The Beverage Growth Ventures team would create a Pepsi-owned, California-based rival to Coca-Cola’s older Venturing and Emerging Brands (VEB) group, which runs out of Atlanta. It would also signal the first cohesive step by PepsiCo to create a business entity focused solely on incubating a portfolio of disruptive emerging brands.
The Beverage Growth Ventures team will be led by Chris Lansing, the General Manager of its Naked Juice and Izze division, BevNET has learned. Naked/Izze operates as a separate, West Coast entity, although it is owned by PepsiCo.
The hard-wiring of the project began to move forward under new Pepsi Americas Beverages CEO Al Carey, who took over for Massimo d’Amore in September. Naked had been suggested previously as a potential focus for new beverage innovation by d’Amore, who retired earlier.
While it is clear that the Beverage Growth Ventures group is expected to create or assemble a new portfolio of emerging brands, for now its current holdings seems to encompass Naked’s current lineup: Naked Juice, Naked Coconut water and Izze, although that portfolio “will expand to include new brands and categories,” according to the recently posted job description, which is for a VP of Go-To-Market.
Conspicuously absent from that portfolio is O.N.E. coconut water, another product that is frequently pointed to as an example of Pepsi’s willingness to help grow emerging brands.
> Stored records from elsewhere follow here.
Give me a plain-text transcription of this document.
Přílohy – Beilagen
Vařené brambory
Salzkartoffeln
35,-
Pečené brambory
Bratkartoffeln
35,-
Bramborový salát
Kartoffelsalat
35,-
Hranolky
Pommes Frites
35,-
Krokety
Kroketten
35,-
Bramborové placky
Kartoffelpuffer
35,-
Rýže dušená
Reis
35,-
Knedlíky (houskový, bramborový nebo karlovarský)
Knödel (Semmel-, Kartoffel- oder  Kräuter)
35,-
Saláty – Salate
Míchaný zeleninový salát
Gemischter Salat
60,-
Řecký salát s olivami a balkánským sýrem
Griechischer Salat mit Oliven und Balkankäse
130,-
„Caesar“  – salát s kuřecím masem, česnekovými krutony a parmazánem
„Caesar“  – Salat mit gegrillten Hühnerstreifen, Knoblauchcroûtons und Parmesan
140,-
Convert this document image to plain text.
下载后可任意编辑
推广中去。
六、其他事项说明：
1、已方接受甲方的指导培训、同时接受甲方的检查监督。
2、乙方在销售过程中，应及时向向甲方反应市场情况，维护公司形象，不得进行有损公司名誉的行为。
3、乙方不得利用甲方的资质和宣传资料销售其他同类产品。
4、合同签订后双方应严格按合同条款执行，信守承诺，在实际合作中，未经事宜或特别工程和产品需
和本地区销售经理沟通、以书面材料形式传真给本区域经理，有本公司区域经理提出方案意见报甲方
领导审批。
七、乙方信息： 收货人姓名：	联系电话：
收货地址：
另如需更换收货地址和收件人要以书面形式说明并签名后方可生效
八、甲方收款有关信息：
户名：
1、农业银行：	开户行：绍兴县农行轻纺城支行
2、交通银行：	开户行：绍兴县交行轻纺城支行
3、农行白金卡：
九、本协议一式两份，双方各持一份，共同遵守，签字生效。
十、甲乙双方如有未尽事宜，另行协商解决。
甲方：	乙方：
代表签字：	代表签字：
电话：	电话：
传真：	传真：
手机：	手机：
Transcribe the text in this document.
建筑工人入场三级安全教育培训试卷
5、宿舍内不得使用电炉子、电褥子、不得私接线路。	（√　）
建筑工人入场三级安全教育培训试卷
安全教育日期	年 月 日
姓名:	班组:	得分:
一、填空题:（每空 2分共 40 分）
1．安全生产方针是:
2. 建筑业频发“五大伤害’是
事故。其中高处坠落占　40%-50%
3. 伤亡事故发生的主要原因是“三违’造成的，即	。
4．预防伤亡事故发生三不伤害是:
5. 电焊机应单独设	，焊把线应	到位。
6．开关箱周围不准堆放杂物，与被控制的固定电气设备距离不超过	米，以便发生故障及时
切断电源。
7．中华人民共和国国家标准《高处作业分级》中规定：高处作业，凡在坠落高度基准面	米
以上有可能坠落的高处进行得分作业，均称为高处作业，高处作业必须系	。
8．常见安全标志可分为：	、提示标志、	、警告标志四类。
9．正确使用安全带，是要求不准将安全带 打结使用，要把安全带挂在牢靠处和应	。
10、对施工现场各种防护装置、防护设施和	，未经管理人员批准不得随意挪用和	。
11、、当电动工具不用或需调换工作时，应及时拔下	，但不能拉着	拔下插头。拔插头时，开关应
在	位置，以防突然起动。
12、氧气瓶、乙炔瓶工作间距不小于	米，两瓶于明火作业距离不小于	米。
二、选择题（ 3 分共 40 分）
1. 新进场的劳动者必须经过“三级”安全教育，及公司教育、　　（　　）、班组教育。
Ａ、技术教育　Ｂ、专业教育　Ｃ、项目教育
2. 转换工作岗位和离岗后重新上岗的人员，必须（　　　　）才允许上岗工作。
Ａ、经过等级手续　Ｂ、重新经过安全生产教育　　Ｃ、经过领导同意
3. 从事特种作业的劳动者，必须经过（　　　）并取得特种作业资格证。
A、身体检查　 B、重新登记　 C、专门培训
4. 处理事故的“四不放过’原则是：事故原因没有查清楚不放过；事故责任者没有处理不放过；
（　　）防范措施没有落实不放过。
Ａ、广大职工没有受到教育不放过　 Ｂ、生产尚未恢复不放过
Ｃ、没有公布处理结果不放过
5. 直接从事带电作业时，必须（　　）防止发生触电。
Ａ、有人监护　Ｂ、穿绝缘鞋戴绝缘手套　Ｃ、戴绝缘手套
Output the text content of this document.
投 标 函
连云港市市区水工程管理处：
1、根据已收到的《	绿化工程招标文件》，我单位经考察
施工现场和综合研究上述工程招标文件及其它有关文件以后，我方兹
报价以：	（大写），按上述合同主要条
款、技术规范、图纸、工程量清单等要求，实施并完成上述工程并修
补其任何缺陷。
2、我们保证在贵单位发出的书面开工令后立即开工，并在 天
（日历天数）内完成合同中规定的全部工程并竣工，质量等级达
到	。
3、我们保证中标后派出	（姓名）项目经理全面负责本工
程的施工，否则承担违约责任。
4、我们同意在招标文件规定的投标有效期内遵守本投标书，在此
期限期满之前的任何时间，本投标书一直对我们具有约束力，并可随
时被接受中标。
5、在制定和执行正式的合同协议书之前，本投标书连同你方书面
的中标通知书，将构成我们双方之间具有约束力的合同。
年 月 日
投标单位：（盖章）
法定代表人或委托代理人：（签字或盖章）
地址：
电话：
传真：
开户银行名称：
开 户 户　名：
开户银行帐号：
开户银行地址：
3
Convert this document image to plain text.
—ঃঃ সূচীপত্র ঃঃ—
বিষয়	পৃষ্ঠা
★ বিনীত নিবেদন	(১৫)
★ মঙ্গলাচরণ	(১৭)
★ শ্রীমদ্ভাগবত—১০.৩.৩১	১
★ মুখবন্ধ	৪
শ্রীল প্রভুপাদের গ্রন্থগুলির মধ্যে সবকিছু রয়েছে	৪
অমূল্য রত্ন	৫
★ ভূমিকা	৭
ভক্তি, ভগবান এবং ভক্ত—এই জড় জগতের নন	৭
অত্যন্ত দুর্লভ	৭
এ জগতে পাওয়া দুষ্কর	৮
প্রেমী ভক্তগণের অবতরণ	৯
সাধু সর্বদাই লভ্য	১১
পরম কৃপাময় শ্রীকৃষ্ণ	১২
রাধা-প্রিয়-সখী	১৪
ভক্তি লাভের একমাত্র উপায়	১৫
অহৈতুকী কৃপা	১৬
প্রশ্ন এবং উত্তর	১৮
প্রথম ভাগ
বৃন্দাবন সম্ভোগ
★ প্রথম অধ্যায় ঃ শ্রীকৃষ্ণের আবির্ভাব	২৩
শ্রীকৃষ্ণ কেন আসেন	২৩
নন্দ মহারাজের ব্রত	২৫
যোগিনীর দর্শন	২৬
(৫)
PepsiCo owns a controlling interest of O.N.E. coconut water as well, although that company currently functions independently.
It is not yet clear if the new entity will focus on growing its portfolio through partnership with existing brands or new brand development. But what is clear is that Pepsi and its Naked subsidiary have been surveying the market carefully as they began to move forward with a concrete plan for a venture-oriented entity.
Over the past few months, Lansing and other members of PepsiCo’s senior beverage leadership team have met with a number of entrepreneurial beverage companies — as well as potential distribution and financing partners. The company has also begun creating a leadership structure and a 40-plus person team that encompasses supply chain, sales and marketing and other key functions.
In addition to small beverage companies, executives have also met with potential route-to-market partners as well as investment advisors as they attempt to formulate a cohesive strategy for investing, growing, and distributing those brands. PepsiCo has shown a willingness to work with third parties in the past, as it bought into O.N.E. at the same time as an investor group headed by Catterton Partners.
As an entity, Naked may indeed be an ideal home for emerging brands within PepsiCo. It has developed its own hybrid distribution network in the years since its acquisition from North Castle Partners in 2006. In the past two years, Naked has managed to grab share in the fast-growing fresh juice category despite the emergence of Bolthouse Farms and stiff competition from Odwalla. Both Naked and Izze are brands that PepsiCo acquired outright.
Naked’s route to market is a hybrid combination of DSD and warehouse services that would allow some of the distribution flexibility that is needed to incubate a growing brand, according to a source in the Pepsi organization.
The help wanted ad, which was for a Vice President of Go-To-Market, says the new hire will serve as a “critical member” of the team “developing and executing business strategies that will bring smaller current and future brands to market using diverse supply chain options…. There brands require incubation/nurturing to prove out their full potential and a spectrum of approaches will be required including their route to market.”
With the exception of O.N.E., in recent years the Pepsi organization has preferred to partner with growing beverage brands on a distribution basis only, taking products like FRS, Muscle Milk and Rockstar Energy Drinks onto its trucks. But that lack of willingness to write a check now seems to be changing.
The Coca-Cola Co., Inc. has had a similar operation, the Venturing and Emerging Brands (VEB) group in place for several years, investing in companies like Honest Tea and ZICO while also attempting to grow other brands from the company’s global portfolio and from other partner companies.
For a short time Pepsi Bottling Group ran an incubation unit of its own, Learning Labs, that centered largely around testing the distribution of emerging coconut water brand O.N.E. in specific geographic areas, but since the takeover of PBG by its parent company two years ago that project has been much quieter. O.N.E. itself has been in a period of transition, with co-founders Rodrigo and Emilie Frits Veloso leaving the day-to-day operation and moving to Florida in March.